Ziel des Freisetzungsversuchs ist, herauszufinden, wie sich Weizenlinien, deren Resistenz gegen Mehltau (eine Pilzkrankheit) durch gentechnische Veränderungen erhöht wurde, auf freiem Feld verhalten und wie sich diese Resistenz auswirkt. Diese Versuche ergänzen diejenigen, die zwischen 2008 und 2010 im Rahmen des Nationalen Forschungsprogramms NFP 59 stattfanden, und dauern maximal fünf Jahre (März 2014 – März 2018). Die Gesuchstellerin muss dem BAFU jedes Jahr vor der Aussaat die Grösse der Versuchsflächen sowie weitere Detailinformationen mitteilen.
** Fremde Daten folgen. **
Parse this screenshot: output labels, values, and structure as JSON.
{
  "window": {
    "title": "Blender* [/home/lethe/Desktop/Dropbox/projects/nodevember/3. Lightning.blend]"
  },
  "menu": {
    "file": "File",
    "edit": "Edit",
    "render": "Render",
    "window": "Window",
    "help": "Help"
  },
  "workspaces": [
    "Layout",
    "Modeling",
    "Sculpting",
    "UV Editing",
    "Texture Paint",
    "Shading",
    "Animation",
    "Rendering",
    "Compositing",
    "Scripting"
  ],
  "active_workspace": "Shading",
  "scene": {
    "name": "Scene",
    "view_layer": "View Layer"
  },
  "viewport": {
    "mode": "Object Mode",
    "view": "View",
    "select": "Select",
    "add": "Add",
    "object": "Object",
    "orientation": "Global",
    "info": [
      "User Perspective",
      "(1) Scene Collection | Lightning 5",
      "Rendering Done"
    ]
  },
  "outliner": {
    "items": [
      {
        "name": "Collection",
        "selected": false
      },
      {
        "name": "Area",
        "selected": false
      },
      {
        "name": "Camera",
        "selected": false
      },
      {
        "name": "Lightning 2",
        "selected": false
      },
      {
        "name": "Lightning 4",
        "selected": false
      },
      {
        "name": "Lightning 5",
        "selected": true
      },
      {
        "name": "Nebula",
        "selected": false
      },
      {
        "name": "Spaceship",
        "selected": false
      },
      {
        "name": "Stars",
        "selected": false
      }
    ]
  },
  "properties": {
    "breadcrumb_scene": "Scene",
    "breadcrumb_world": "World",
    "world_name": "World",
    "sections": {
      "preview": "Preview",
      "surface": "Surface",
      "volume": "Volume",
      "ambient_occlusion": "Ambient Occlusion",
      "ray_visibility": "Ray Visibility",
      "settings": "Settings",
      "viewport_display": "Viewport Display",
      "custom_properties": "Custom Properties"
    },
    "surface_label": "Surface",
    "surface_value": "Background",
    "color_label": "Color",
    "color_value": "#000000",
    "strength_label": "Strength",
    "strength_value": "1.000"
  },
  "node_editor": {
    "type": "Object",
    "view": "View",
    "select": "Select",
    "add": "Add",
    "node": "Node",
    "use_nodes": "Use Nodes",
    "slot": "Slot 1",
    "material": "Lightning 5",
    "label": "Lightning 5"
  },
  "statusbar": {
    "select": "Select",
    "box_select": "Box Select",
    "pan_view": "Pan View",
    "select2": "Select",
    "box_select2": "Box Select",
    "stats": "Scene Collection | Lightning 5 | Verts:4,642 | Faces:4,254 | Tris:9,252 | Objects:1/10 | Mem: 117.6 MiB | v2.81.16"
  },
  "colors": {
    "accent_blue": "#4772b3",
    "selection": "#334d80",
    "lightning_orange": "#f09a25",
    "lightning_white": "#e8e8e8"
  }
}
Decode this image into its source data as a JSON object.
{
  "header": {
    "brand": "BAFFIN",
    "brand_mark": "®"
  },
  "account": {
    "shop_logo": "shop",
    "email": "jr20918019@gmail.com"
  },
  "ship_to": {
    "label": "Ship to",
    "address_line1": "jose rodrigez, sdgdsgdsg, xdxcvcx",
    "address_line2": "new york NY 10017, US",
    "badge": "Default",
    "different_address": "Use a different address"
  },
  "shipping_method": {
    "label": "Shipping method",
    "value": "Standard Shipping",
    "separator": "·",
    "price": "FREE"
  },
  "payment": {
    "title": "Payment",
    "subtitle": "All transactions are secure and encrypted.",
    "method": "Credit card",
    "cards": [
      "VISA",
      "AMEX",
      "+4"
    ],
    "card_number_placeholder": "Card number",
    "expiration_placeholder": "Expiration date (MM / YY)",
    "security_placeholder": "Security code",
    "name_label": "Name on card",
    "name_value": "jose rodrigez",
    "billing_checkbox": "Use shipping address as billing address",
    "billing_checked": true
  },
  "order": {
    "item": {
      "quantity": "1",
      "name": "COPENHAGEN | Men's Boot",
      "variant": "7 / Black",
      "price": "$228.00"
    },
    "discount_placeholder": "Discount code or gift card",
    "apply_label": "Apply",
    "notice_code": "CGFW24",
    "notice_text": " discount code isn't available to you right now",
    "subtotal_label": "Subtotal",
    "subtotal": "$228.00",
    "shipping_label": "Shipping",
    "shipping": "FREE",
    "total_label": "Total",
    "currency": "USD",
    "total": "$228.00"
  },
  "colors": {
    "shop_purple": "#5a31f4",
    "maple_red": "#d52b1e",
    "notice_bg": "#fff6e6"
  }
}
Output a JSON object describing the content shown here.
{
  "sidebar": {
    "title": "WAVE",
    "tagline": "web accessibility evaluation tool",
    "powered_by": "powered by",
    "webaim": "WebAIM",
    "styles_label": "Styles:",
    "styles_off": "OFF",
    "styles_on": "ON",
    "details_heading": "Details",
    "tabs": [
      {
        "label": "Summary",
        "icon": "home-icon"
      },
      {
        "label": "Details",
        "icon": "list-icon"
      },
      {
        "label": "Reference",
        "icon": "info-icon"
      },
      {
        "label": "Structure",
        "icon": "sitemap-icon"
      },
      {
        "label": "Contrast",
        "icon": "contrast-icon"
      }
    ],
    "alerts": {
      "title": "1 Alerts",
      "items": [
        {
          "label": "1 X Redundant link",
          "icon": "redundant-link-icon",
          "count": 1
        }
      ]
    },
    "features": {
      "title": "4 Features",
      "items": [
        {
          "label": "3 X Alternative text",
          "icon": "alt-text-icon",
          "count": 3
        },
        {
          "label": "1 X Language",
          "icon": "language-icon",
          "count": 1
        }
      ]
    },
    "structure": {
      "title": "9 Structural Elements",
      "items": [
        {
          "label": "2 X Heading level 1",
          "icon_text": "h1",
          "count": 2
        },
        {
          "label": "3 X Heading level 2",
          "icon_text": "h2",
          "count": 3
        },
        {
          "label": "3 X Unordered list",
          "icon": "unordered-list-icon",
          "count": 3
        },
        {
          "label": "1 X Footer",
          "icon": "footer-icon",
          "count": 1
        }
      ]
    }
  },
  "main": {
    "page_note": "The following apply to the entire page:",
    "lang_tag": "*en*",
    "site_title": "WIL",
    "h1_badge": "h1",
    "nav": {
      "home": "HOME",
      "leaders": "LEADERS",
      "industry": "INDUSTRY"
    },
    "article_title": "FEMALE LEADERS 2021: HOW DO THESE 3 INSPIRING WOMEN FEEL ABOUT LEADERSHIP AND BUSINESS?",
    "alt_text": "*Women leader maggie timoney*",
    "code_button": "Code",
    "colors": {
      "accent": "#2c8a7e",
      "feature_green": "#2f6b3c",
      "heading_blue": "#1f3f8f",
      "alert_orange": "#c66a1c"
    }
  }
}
Da das Gesuch die Anforderungen nach schweizerischem Recht erfüllt, hat das BAFU den Freisetzungsversuch bewilligt. Gleichzeitig muss die Universität Zürich als Antragstellerin muss eine Reihe von Massnahmen ergreifen, um die Sicherheit zu garantieren und zu vermeiden, dass sich gentechnisch verändertes Material ausserhalb des Versuchsgeländes verbreiten kann. Diese Auflagen sind mit denjenigen vergleichbar, die bei früheren Versuchen in der Schweiz gemacht wurden.